Perspectives from the ASCLEPIOS Testbed and Deployment

Perspectives from the ASCLEPIOS Testbed and Deployment

The cloud ingredients of the ASCLEPIOS Testbed

The ASCLEPIOS Project took on the management of accounts and resources across a mix of private and public clouds, collectively called the ASCLEPIOS Testbed. The Testbed comprises an OpenStack cluster at the University of Westminster (UoW) and a private cloud hosted at the Norwegian Centre for E-health Research (NSE). The initial Testbed also included a single public cloud: Amazon Web Services (AWS) – but that changed quickly. Investigations into Trusted Execution Environments saw the project add a Microsoft Azure tenancy to the Testbed, making Intel SGX-enabled instances available via Azure Confidential Computing resources.

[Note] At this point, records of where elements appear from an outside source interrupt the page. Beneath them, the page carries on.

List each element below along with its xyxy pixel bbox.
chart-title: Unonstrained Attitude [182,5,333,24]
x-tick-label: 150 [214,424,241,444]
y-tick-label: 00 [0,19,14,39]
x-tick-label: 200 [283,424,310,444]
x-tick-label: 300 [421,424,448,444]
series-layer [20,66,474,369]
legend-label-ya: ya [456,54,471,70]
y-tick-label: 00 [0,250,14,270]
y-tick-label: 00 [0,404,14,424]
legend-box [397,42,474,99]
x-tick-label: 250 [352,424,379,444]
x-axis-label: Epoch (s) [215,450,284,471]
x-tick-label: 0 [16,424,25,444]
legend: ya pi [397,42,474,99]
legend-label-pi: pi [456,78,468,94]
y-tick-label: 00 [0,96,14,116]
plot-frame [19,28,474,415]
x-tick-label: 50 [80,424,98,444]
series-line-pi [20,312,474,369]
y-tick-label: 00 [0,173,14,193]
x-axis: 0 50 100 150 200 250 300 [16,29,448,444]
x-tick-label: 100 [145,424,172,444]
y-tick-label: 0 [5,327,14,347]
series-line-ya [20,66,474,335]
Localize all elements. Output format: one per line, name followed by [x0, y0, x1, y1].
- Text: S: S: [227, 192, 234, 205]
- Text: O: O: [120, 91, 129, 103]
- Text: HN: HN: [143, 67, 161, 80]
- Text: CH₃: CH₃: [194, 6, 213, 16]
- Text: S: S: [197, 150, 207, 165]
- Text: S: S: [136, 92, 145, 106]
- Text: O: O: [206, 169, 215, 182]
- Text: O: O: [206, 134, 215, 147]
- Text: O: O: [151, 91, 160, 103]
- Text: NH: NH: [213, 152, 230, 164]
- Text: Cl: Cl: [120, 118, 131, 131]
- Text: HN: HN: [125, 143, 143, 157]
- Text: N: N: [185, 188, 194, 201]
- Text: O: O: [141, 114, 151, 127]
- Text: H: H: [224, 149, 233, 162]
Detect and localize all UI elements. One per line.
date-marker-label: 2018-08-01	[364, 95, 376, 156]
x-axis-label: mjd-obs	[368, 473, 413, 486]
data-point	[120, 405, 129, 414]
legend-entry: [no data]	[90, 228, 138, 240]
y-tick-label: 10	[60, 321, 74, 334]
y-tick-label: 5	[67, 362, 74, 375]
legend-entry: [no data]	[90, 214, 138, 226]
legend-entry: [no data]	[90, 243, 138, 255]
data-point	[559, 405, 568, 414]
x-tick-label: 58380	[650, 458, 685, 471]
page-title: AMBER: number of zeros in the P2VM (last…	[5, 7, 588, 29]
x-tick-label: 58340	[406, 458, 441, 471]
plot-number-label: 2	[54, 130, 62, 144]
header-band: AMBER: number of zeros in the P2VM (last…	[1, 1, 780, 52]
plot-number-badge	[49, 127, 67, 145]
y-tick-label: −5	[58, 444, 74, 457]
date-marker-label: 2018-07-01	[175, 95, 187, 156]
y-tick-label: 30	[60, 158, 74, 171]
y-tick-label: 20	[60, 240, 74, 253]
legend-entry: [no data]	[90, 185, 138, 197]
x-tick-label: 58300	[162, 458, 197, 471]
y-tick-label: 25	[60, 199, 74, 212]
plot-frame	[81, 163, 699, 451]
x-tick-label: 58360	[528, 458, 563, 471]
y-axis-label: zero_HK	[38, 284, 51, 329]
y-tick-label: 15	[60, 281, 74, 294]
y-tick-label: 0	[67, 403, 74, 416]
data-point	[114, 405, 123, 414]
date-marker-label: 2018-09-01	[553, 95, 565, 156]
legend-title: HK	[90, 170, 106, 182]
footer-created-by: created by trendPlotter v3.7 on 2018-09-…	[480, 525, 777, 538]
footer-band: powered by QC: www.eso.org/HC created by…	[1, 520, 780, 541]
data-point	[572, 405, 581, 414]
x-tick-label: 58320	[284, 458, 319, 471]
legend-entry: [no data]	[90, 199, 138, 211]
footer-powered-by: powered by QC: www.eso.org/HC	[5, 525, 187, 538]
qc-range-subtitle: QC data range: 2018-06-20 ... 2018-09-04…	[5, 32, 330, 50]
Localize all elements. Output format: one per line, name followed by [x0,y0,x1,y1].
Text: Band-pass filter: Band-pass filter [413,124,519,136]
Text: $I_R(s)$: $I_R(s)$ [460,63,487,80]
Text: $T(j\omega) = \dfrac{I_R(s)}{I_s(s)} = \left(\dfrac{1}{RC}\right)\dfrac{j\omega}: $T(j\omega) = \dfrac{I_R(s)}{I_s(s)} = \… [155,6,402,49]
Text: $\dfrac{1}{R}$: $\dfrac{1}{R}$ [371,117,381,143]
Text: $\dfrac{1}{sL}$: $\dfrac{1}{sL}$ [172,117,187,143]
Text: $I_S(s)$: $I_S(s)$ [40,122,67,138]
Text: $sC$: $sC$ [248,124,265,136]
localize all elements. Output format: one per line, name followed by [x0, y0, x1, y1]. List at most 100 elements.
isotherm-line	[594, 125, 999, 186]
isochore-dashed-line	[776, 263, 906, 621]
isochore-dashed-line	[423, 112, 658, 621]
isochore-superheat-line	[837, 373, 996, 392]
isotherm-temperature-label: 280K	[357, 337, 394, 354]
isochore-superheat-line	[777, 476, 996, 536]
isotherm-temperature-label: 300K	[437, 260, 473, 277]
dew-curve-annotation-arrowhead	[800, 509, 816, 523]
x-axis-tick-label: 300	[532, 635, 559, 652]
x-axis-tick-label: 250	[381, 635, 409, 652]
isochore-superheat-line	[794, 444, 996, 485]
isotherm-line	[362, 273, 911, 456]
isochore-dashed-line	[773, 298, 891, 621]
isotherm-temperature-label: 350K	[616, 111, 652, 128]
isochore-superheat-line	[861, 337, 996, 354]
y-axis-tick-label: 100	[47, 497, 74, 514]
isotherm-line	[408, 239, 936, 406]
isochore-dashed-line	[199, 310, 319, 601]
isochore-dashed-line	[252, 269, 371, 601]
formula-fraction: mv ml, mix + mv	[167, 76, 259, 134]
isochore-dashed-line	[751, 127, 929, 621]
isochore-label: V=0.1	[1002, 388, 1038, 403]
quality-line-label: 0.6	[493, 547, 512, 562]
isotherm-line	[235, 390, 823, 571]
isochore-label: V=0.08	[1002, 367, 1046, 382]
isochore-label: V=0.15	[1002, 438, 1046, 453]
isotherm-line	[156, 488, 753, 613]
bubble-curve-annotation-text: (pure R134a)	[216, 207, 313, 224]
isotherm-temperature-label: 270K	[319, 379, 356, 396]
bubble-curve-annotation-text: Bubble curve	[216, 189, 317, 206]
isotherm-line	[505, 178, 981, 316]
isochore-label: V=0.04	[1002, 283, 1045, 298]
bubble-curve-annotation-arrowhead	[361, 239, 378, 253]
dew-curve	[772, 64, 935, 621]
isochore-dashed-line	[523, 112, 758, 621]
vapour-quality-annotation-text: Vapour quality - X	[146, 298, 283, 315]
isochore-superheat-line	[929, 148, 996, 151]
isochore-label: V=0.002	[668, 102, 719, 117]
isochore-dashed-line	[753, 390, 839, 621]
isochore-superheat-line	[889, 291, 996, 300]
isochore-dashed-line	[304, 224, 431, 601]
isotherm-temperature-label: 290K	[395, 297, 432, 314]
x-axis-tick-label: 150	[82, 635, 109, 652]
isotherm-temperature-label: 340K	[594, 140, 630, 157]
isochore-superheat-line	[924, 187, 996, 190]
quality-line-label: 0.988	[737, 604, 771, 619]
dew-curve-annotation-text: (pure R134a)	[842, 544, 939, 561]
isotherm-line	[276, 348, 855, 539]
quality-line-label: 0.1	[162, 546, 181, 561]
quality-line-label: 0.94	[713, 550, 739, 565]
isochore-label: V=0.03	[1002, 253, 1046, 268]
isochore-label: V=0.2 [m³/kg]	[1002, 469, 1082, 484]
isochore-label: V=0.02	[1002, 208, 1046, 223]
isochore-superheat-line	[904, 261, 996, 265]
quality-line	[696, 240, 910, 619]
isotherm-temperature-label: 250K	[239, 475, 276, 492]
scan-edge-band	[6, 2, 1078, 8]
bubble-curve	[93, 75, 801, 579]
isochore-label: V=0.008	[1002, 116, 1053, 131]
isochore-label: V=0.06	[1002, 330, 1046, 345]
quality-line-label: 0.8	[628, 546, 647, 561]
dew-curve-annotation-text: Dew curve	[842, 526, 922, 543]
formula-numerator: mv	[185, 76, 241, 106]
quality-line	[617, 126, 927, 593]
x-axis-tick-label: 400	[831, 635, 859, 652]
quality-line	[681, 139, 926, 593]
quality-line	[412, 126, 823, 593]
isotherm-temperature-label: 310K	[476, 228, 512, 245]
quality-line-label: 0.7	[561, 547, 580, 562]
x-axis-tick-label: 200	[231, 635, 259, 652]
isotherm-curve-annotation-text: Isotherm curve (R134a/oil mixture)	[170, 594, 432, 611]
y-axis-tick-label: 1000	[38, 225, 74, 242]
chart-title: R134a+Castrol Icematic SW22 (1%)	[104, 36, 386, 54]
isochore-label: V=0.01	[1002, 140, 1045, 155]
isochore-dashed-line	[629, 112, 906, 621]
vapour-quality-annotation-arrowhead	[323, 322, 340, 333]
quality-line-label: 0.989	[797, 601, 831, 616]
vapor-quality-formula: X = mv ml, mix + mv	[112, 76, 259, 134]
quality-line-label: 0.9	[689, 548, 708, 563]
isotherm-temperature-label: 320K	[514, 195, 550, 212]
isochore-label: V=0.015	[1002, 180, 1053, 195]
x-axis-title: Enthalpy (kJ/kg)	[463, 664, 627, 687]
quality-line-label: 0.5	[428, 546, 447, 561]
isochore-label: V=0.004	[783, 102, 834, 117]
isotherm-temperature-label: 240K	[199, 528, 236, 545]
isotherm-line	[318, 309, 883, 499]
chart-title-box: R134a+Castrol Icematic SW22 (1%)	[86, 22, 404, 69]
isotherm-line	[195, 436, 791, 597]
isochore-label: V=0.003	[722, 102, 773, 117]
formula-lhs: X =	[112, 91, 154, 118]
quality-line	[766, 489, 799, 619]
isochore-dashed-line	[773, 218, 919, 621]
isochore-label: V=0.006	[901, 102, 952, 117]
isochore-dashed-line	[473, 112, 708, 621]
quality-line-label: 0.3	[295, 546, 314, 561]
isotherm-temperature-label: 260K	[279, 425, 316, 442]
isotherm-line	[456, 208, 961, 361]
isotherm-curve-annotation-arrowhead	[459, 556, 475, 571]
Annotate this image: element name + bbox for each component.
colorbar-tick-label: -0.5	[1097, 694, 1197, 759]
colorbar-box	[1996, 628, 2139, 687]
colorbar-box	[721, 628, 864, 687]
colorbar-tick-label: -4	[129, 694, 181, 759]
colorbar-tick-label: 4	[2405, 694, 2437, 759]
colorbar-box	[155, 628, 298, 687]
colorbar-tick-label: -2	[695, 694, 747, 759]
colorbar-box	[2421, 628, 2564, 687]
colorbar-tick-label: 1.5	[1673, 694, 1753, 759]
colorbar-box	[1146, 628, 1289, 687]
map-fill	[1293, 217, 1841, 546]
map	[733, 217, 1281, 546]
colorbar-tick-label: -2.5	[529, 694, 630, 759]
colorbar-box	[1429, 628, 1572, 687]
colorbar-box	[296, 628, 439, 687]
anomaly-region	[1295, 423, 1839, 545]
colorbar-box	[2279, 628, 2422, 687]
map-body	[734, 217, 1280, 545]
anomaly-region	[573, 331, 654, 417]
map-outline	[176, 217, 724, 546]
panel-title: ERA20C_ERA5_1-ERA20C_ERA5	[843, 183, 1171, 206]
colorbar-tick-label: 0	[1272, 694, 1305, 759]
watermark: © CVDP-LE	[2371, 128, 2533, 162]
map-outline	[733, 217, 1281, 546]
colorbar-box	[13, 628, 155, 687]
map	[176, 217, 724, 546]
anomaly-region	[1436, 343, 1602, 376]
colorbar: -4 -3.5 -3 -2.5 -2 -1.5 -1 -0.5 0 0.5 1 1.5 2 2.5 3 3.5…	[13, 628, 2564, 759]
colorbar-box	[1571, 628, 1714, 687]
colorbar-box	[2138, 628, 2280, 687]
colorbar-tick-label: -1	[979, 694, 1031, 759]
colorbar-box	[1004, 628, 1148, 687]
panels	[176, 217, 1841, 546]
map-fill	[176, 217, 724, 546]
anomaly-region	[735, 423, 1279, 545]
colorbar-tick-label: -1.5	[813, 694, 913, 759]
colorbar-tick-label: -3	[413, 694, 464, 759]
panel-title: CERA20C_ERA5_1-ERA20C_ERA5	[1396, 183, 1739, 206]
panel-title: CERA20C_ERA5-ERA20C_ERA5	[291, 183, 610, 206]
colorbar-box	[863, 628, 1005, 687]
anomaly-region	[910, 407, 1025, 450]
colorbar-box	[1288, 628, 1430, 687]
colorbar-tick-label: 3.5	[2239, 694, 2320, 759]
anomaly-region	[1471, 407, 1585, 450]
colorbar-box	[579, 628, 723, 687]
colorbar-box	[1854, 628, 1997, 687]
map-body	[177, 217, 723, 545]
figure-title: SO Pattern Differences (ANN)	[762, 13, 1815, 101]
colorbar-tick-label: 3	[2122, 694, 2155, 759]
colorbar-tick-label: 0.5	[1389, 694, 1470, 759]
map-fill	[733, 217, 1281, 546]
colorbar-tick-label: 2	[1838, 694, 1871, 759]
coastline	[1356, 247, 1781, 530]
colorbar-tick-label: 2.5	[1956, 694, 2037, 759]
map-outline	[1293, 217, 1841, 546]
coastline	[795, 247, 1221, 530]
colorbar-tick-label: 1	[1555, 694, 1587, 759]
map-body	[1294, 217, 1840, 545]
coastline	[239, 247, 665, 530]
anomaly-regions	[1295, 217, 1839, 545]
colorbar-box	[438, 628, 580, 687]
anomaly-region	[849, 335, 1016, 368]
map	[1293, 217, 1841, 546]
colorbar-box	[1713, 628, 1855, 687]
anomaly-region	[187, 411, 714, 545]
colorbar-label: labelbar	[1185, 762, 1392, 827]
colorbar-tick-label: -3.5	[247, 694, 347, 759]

Challenges of deploying across clouds

The ability to quickly extend the Testbed with new clouds speaks to the flexibility and on-demand nature of the cloud. However, getting users and their applications set up and deployed on such a variety of clouds is not without challenges. A manual approach, where sub-accounts are created for developers who can then create their own cloud resources to host their applications, comes with a steep learning curve. These developers are expected to work not only with numerous programming languages, configuration syntaxes and database technologies, but several different cloud service providers too. One alternative to this was for UoW to take on management and allocation of cloud resources such as compute nodes and managed databases, and simply provide the demonstrator application developers with the necessary endpoints and access.

DevOps with MiCADO to the rescue

Still, though, the manual approach has been largely superseded in recent years by the DevOps approach, which embraces Infrastructure-as-Code, Configuration Management, Containers and Orchestration to automate many of the historical System Administrator tasks. To ease management of the Testbed and support developers with a better interface for deploying their applications, the ASCLEPIOS Project adopted MiCADO – an execution engine supporting the automated provision of cloud resources and the automated deployment of complex microservices in containers.

MiCADO empowers each application demonstrator developer to describe their application and any required cloud resources in a descriptor file, using generic Infrastructure-as-Code based on the OASIS TOSCA Specification. Once authored, these so-called Application Description Templates can be re-used to deploy the same complex application to any cloud in the ASCLEPIOS Testbed, without the requirement for any manual steps.

Outro

The ASCLEPIOS Testbed plays a key role in the ASCLEPIOS Project, supporting the demonstrator application developers to create meaningful examples and testcases for the core security components being developed for the platform. In a project where the cloud takes centre stage, it is important to have a large pool of different service providers and middleware to ensure support across multiple platforms. Working on such a Testbed is not a trivial undertaking, but with the help of good software and good people, we can simplify the task.